Раздалось пронзительное треньканье звонка домофона. Я вздрогнул, обернулся и поманил пальцем Рида. Он торопливой рысцой бросился к двери, шлепая босыми ногами по керамической плитке пола, и дрожащей рукой нажал кнопку домофона.
— Да?
— Впусти, это я.
Голос звучал искаженно. Я так и не смог понять, кто говорил, может быть, снова Гальончи, а может, и нет. Рид вопросительно глянул на меня, я кивнул в ответ. Он торопливо нажал другую кнопку, и я услышал негромкий щелчок в прихожей, когда открылась входная дверь. Я решил — естественно, по совету все того же Тора — не высовываться в прихожую, а дожидаться, пока они войдут в квартиру, и сжался в комок возле самой двери, изготовившись к прыжку. Тор застыл напротив меня. И вот наконец дверная ручка повернулась и дверь с шумом распахнулась. Я скорее почувствовал, чем увидел, как Тор, сделав неуловимое глазу движение, принял боевую стойку. А в следующую секунду появившийся на пороге комнаты Энди Дорэн замер, как вкопанный, увидев приставленный к его груди «глок». Челюсть у него отвисла. Он только успел сказать «О, черт!», а спустя мгновение я бесшумно оказался у него за спиной и со всей силы ударил его по затылку рукояткой своего пистолета.
— Бежать тебе некуда, Дорэн, — проговорил я. — Так что расслабься и чувствуй себя как дома.
После моего удара он рухнул навзничь, уткнувшись лицом в пол, и так и лежал — туловище не двигалось, только ноги безостановочно дергались и елозили по полу, словно стремясь оторваться от тела. Я присел на корточки, быстро обшарил его с ног до головы, обнаружил под курткой «кольт» в наплечной кобуре, вытащил его и отдал Тору, который молча сунул пистолет за пояс. На все это ушло не более нескольких секунд, однако их оказалось достаточно, чтобы Дорэн немного пришел в себя. Коротко всхлипнув, он перевернулся на спину — глаза его еще были затуманены болью, но он уставился на нас, перевел взгляд с моего лица на Тора и, видимо, догадался, что произошло. Надо отдать ему должное — несмотря на удар по голове, соображал этот парень быстро. Потом, кряхтя, он сел — было заметно, что каждое движение дается ему с трудом, после чего осторожно завел руку назад, потрогал голову и нащупал за ухом шишку, именно там, куда пришелся мой удар.
— За мной был должок, приятель, — подмигнул я. — Ну вот, я рассчитался. Правда, не сполна.
Не ответив, Дорэн поспешно провел руками вдоль тела. Я догадывался, что он ищет — свой «кольт коммандер», но тот уже обрел себе нового хозяина в лице Тора. Молча кивнув, словно в ответ на какую-то невысказанную мысль, Дорэн потихоньку отодвигался назад, пока не смог опереться спиной о стену. Мы не пытались помешать ему, зачем?
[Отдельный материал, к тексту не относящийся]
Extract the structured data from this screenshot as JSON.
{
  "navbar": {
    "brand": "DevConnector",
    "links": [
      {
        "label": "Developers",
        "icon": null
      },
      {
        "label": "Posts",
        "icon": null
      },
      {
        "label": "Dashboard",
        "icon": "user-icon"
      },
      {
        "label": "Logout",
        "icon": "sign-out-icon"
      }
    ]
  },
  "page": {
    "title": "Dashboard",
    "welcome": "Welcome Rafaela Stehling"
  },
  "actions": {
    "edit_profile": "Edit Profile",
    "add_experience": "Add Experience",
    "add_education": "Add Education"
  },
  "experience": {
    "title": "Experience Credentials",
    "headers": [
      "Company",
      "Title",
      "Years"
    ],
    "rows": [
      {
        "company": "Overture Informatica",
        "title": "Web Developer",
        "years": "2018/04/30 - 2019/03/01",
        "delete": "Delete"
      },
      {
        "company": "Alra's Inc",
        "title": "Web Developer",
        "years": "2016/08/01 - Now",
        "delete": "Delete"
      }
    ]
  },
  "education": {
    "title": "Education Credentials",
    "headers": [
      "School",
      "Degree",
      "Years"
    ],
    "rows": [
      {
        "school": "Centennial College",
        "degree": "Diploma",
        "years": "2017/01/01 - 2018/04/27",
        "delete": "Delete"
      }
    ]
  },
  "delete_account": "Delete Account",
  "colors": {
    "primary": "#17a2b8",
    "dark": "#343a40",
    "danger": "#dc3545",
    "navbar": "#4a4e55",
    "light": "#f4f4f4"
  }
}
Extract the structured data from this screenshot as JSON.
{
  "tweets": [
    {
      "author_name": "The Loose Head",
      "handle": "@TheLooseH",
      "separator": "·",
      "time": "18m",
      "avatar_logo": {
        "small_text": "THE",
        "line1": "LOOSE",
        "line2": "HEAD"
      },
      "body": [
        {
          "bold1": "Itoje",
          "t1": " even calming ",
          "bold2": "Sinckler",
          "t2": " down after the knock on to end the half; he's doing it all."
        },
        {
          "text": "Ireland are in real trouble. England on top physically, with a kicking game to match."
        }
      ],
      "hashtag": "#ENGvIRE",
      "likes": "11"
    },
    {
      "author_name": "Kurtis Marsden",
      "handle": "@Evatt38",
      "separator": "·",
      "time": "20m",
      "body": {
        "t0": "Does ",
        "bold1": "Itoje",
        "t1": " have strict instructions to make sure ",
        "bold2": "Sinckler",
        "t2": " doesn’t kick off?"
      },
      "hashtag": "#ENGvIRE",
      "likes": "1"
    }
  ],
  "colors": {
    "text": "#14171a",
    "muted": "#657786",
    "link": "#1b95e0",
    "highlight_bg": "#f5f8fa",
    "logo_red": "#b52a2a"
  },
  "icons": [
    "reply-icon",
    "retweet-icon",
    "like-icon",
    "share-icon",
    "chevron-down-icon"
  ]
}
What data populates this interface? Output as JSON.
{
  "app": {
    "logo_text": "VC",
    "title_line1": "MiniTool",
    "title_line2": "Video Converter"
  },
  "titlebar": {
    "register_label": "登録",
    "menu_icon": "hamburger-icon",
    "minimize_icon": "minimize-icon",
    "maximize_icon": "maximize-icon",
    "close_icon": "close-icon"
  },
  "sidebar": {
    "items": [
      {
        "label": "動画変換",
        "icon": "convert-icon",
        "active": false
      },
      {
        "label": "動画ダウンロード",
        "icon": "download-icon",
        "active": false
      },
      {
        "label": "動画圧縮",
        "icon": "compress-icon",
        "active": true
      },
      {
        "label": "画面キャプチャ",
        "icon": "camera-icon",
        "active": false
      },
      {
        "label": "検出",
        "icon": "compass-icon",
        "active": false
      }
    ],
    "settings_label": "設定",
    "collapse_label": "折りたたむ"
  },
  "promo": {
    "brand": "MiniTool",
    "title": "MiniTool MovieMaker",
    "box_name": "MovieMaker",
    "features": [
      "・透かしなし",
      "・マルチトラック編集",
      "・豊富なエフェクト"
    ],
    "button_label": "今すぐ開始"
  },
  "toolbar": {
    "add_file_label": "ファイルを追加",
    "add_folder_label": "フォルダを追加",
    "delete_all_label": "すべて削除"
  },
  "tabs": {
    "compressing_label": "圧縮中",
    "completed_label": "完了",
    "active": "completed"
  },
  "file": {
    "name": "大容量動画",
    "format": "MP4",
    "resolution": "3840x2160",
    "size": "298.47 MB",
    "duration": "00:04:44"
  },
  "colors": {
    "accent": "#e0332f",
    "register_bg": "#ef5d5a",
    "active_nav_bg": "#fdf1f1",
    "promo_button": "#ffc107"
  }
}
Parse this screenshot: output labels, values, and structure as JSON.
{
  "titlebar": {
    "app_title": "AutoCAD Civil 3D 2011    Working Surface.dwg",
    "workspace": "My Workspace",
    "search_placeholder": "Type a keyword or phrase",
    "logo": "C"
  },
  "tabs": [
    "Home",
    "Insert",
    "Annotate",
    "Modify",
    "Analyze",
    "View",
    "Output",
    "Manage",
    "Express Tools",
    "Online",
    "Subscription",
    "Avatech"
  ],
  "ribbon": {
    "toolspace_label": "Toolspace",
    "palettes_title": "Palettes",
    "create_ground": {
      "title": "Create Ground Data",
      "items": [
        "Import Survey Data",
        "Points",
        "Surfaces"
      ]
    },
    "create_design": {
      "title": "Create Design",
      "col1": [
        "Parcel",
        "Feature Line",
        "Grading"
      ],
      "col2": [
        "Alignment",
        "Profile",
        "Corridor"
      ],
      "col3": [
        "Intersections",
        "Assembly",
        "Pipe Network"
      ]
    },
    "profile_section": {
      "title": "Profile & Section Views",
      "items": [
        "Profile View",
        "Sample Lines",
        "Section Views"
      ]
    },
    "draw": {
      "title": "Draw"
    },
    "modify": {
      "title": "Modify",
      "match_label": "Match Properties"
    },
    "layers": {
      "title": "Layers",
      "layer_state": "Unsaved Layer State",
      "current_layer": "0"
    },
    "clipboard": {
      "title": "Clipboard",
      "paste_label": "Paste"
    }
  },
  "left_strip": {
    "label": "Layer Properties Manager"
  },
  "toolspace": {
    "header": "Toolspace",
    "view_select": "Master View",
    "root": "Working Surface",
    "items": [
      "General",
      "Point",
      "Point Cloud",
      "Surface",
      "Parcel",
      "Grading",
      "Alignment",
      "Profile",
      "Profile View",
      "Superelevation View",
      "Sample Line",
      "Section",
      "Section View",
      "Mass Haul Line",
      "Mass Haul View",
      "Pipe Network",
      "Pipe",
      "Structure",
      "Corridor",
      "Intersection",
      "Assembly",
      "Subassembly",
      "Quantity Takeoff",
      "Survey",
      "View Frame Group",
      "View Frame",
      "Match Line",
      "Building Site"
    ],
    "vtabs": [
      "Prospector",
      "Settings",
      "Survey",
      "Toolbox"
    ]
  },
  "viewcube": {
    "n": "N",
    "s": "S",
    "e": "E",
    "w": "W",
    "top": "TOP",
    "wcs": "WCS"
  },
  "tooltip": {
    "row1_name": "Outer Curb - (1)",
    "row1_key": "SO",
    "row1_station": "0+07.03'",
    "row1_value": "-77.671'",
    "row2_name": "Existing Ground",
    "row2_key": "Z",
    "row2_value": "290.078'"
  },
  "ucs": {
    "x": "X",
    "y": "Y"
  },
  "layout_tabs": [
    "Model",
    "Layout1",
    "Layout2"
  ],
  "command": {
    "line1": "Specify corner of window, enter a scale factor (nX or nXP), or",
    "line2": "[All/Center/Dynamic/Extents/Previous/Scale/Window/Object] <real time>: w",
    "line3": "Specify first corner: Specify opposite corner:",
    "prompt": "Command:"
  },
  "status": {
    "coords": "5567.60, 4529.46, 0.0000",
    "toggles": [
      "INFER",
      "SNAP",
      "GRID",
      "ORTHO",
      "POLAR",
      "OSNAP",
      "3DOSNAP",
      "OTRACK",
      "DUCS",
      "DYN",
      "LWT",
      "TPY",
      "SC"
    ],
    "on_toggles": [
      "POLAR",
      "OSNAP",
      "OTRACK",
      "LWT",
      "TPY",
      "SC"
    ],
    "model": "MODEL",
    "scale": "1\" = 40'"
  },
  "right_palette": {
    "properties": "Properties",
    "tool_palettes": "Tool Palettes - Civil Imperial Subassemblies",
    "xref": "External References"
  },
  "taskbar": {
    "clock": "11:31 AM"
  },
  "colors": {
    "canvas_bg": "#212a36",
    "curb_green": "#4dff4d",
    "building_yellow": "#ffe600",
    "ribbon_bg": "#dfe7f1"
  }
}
На губах его выступила кровь — ничего удивительного, учитывая, с какой силой он приложился лицом об пол, — и он осторожно слизнул ее, ощупав языком разбитую губу.
— Где она? — коротко спросил я.
Дорэн снова слизнул с губы кровь и ничего не ответил. Тор пока не вмешивался — просто стоял в стороне, с безучастным видом поигрывая ножом, то открывая, то закрывая его одним движением пальца, словно все происходящее не имело к нему никакого отношения. Однако выглядело это впечатляюще. Я зябко поежился — невольно напрашивалось сравнение со змеей, с ее дрожащим, раздвоенным языком — и внезапно понял, что чувствует в такой момент ее беспомощная жертва. Легкие щелчки, которые издавало лезвие, повторялись вновь и вновь, и я злорадно заметил, каких усилий стоило Дорэну заставить себя не смотреть на нож.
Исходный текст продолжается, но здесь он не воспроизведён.